Purpose: The purpose of this study is to review a large series of frontoethmoidal encephalocele (FEE) regarding their clinical presentation, the progressiveness of the mass volume, the skin stigmata as well as its surgical approach and post-surgical complications.
Method: Records of all FEE patients treated in Soetomo General Hospital, Surabaya, and Charity Foundation Program from 2008 to 2015 were reviewed. Detailed patient's demography, clinical findings, radiology results, operative procedures, and complications were documented. Follow-up was organized in weekly basis for the first 1 month after surgery or more often when situation or complication occurred. Wound healing, neurological assessment for new or progressive deficit, pseudomeningocele, skin breakdown, cerebrospinal fluid (CSF) leakage, exposed implant, recurrent mass, and cosmetic results were documented. Since most of the patients had no direct phone line at their hometown, we relied on social worker to contact them.

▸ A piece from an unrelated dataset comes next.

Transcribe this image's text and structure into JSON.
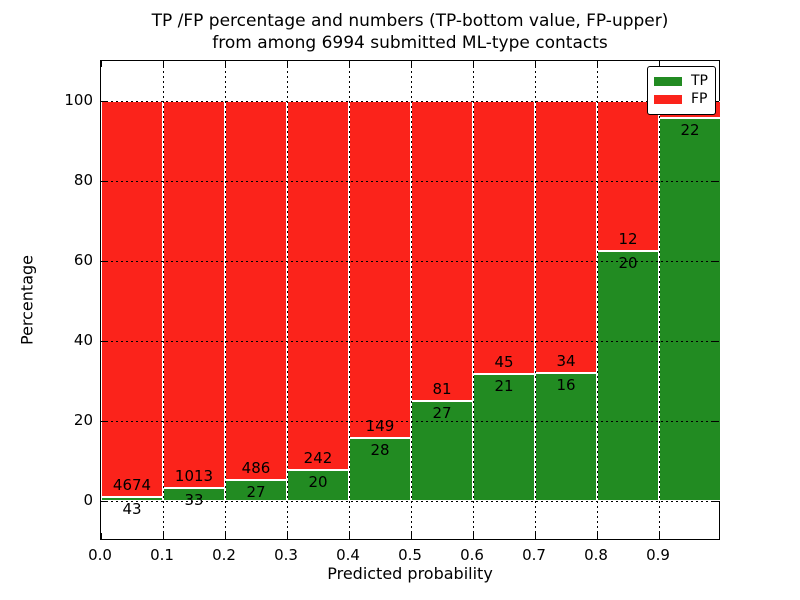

Results: One-stage surgery was performed for 400 patients with FEE (212 were male and 188 were female). Of 400 patients, 388 (97%) were younger than 18 years old. Most FEEs were nasoethmoidal, either isolated or combined with nasoorbital type (347 cases [86.75%]); nasofrontal subtypes were seen in 34 cases (8.5%) and nasoorbital in 14 cases (1.5%). The mean operative time was 2 h (range 30 min-3 h). There were only two patients (0.5%) needed postoperative blood transfusions. Mean hospitalization time was 5 days (range 4-7 days). Overall, complication rate in our series was 12.5%, mostly was CSF leakage and wound dehiscence.
Conclusion: The current socioeconomic conditions and local facility should be considered to treat these specific disease processes. The refined and meticulous technique, especially in choosing the approach and handling the dural closure, is essential in lowering the complication rate.
Keywords: Developing country; Neural tube defect; Pediatric neurosurgery; Surgical technique.